Conclui a ala da rua de Rivoli, concebida sob Napoleão I para ser simétrica à galeria da margem do rio. Esta é, por sua vez, modificada e alberga atualmente a escadaria de honra, principal acesso às galerias do museu até às transformações do final do século XX.

Os pavilhões que enquadram a atual Cour Carrée e delimitam quatro pátios interiores são também construídos. As obras de estrutura estão praticamente concluídas no início de 1855. O Palácio do Louvre é terminado e inaugurado por Napoleão III a 14 de agosto de 1857.
A Terceira República e a destruição das Tulherias

Os eventos trágicos da Comuna, em 1871, levaram ao incêndio do Palácio das Tulherias, construído sob o reinado de Catarina de Médici no século XVI. A ala norte do Louvre também foi devastada pelas chamas. O novo governo republicano encarregou Lefuel de reconstruir o Pavilhão de Marsan segundo o modelo que já havia realizado para o Pavilhão de Flora, bem como parte da ala Rohan.

Essas obras foram realizadas entre 1874 e 1880, mas a falta de fundos impediu Lefuel de construir um equivalente ao Pavilhão das Sessões. O projeto previa instalar ali um teatro, além dos vastos guichês ao norte, semelhantes aos já construídos ao sul.

O Palácio das Tulherias permaneceu em ruínas por doze anos e nunca foi reconstruído. Certamente, alguns projetos consideraram reconstruir um edifício que lembrasse as proporções do palácio desaparecido para abrigar um museu de arte moderna, mas a instabilidade política persistiu e adiou qualquer decisão.

Em 1963, o ministro da Cultura, André Malraux, decidiu recriar os fossos orientais do Louvre em frente à colunata de Perrault, demolir os jardins e remover as grades. Esse projeto não respondia a uma vontade histórica e contribuiu para destacar o palácio da cidade, a fim de valorizá-lo melhor.

Época contemporânea: o Grand Louvre De 1981 a 1999, o palácio passou por importantes obras de modernização, conhecidas como Grand Louvre. Elas tinham como objetivo devolver ao Palácio do Louvre sua função museológica (até 1989, parte dele abrigava também o Ministério das Finanças) e se caracterizam pela construção da pirâmide de vidro (inaugurada em 30 de março de 1989). A “Pirâmide”, localizada no coração do Pátio Napoleão, é obra do arquiteto sino-americano Ieoh Ming Pei. Ela dá acesso a um vasto saguão de recepção subterrâneo.
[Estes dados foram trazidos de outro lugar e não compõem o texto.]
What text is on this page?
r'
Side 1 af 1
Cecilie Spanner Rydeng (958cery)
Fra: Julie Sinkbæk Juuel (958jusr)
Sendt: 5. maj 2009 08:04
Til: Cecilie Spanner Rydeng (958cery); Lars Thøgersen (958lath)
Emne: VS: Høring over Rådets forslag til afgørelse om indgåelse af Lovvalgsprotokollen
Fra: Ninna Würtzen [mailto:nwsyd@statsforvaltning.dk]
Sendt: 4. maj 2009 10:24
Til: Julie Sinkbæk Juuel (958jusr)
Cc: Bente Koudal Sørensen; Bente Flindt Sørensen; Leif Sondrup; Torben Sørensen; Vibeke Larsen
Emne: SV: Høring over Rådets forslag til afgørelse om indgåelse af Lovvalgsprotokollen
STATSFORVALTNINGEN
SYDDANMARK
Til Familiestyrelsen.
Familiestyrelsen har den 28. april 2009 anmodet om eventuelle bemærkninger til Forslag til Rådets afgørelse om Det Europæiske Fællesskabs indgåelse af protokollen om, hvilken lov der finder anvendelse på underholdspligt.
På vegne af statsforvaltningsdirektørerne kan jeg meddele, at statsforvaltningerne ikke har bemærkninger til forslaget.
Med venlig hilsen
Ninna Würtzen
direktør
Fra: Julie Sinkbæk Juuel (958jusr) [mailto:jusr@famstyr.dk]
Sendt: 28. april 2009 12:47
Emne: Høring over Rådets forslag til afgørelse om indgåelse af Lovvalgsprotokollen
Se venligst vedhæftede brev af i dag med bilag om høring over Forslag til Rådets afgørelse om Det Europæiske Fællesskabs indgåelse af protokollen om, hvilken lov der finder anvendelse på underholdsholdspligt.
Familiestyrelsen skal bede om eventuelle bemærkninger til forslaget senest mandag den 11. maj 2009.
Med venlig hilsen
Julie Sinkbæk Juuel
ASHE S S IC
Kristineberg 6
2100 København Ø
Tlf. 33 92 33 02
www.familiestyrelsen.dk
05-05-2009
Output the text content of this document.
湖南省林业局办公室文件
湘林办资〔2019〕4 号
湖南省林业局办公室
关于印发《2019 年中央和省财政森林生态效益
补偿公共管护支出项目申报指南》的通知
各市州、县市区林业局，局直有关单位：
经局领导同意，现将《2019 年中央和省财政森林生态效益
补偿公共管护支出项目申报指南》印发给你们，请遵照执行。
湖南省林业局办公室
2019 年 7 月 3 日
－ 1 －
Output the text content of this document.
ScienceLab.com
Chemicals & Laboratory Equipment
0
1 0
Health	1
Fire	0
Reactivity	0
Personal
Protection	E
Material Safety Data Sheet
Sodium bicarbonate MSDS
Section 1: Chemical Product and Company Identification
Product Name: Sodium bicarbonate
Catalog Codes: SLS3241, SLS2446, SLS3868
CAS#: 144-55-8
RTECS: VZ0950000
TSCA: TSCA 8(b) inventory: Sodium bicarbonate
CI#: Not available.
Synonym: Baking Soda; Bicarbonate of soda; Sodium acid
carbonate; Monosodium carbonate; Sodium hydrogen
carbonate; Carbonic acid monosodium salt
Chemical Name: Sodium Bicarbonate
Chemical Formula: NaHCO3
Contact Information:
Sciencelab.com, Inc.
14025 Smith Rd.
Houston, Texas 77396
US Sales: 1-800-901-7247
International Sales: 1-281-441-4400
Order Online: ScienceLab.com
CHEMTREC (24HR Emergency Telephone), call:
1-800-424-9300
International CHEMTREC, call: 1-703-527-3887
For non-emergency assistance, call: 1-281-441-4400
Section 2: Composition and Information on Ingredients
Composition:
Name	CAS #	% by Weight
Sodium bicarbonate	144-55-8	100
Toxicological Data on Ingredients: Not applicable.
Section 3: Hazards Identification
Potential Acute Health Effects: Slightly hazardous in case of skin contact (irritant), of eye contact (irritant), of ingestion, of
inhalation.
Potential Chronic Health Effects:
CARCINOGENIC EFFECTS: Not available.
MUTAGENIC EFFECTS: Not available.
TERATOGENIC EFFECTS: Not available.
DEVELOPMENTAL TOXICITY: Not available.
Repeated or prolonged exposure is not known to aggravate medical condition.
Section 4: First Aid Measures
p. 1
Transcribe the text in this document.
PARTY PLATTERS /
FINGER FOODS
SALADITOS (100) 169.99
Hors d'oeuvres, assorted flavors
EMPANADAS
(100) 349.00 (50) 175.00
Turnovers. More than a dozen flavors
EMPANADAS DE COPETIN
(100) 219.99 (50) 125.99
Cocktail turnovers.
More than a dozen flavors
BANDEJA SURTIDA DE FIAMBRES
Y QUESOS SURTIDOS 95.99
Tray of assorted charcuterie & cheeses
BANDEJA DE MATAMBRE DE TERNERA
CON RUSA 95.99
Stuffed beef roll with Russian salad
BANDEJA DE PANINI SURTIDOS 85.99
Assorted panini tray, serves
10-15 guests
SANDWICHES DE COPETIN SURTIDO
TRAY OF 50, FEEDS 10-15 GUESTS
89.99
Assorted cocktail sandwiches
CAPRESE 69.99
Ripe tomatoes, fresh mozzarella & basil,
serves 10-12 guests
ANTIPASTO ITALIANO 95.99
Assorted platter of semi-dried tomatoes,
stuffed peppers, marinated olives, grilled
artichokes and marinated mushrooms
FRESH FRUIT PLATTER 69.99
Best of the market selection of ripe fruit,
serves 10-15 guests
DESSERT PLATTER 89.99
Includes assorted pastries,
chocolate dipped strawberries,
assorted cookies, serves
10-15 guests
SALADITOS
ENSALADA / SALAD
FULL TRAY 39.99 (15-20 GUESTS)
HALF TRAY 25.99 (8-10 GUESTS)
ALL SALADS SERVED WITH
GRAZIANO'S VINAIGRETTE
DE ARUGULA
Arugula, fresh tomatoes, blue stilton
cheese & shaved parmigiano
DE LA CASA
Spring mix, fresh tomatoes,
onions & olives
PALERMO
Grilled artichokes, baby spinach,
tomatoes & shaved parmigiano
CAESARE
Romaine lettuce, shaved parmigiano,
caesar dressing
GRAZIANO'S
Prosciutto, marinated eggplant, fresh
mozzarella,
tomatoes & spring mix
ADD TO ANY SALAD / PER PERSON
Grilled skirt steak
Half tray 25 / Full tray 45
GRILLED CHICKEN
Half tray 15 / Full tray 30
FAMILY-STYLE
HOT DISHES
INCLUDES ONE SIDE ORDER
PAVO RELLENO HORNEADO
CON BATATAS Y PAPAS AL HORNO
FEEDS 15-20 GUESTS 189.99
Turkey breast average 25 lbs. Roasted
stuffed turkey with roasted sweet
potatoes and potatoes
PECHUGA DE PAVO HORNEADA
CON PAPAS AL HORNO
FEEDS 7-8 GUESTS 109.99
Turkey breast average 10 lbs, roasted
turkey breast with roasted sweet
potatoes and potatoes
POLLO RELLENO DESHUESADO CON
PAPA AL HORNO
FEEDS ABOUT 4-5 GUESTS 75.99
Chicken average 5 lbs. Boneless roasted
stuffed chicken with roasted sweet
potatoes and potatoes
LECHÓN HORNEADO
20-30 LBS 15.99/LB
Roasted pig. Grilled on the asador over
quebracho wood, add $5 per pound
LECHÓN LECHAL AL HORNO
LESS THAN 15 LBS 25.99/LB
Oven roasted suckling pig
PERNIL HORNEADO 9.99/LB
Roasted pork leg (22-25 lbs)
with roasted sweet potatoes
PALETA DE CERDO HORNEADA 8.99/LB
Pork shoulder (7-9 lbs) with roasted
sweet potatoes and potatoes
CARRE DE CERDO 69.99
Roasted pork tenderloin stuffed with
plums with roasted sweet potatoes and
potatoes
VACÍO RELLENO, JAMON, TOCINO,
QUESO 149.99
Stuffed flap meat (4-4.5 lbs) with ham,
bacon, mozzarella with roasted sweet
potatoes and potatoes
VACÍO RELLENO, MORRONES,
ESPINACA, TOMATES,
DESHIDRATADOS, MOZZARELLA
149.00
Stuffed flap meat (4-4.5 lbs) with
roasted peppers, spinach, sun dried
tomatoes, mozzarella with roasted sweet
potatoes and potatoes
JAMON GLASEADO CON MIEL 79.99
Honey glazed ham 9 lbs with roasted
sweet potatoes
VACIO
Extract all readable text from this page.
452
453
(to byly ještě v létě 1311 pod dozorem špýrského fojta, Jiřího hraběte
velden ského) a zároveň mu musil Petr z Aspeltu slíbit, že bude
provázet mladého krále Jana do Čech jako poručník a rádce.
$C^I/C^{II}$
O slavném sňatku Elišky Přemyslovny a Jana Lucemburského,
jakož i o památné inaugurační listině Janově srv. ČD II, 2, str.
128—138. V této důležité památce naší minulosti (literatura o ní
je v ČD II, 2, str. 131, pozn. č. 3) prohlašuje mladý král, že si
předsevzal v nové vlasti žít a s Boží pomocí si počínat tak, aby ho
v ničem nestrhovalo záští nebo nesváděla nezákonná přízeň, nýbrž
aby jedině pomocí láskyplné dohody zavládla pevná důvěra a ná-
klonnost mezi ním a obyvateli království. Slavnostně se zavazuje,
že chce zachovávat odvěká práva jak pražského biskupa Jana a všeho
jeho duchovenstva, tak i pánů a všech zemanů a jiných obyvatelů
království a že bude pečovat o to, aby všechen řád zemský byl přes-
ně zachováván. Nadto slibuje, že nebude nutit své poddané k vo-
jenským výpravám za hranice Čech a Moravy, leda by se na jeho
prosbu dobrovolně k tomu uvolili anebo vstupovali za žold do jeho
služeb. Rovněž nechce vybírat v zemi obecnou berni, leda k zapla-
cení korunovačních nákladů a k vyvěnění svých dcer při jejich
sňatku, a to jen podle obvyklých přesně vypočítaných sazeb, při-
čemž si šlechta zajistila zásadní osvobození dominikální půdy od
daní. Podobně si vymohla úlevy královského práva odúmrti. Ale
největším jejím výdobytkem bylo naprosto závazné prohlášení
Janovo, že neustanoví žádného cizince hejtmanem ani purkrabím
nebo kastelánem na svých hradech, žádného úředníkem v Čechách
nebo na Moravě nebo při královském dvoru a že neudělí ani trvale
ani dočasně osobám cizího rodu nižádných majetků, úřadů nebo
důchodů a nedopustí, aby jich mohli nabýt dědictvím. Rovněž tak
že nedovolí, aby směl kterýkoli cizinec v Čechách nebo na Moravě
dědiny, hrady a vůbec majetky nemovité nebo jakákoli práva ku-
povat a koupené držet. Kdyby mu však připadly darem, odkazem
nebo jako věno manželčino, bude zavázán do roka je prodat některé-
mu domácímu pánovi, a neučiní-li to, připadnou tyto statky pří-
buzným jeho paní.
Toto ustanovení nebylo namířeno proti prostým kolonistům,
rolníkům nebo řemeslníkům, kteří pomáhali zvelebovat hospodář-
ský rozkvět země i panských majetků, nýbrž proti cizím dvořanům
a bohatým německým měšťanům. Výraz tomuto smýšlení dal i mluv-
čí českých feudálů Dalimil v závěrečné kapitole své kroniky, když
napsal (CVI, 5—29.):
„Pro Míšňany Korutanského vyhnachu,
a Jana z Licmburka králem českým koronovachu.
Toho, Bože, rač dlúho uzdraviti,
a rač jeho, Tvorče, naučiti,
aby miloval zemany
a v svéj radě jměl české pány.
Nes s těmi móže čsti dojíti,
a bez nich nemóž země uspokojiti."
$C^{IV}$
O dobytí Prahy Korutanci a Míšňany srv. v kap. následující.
Uma cópia em chumbo da estátua equestre de Luís XIV como Marco Cúrcio, de Le Bernin e Girardon, foi posteriormente adicionada ao local.

As obras de construção e reforma permitiram descobrir importantes vestígios da fortaleza medieval, integrados à oferta de visita do museu.

Hoje, o palácio abriga:

o Museu do Louvre (para mais informações, clique em Museu do Louvre),
as Artes Decorativas e suas coleções (artes decorativas, moda e têxteis, além do Museu da Publicidade, localizado nas proximidades: coleções publicitárias, biblioteca e “oficinas do Carrossel”),
a Escola do Louvre (sedes Rohan e Flora),
o Centro de Pesquisa e Restauração dos Museus da França (C2RMF): laboratório Carrossel e oficinas Flora para a restauração de obras dos museus franceses ou internacionais,
as galerias comerciais do Carrossel do Louvre: 16 000 m², mais de 50 lojas,
o espaço de exposições do “Carrossel do Louvre” na Paris Expo: 7 100 m², 4 salas destinadas a receber eventos de prestígio.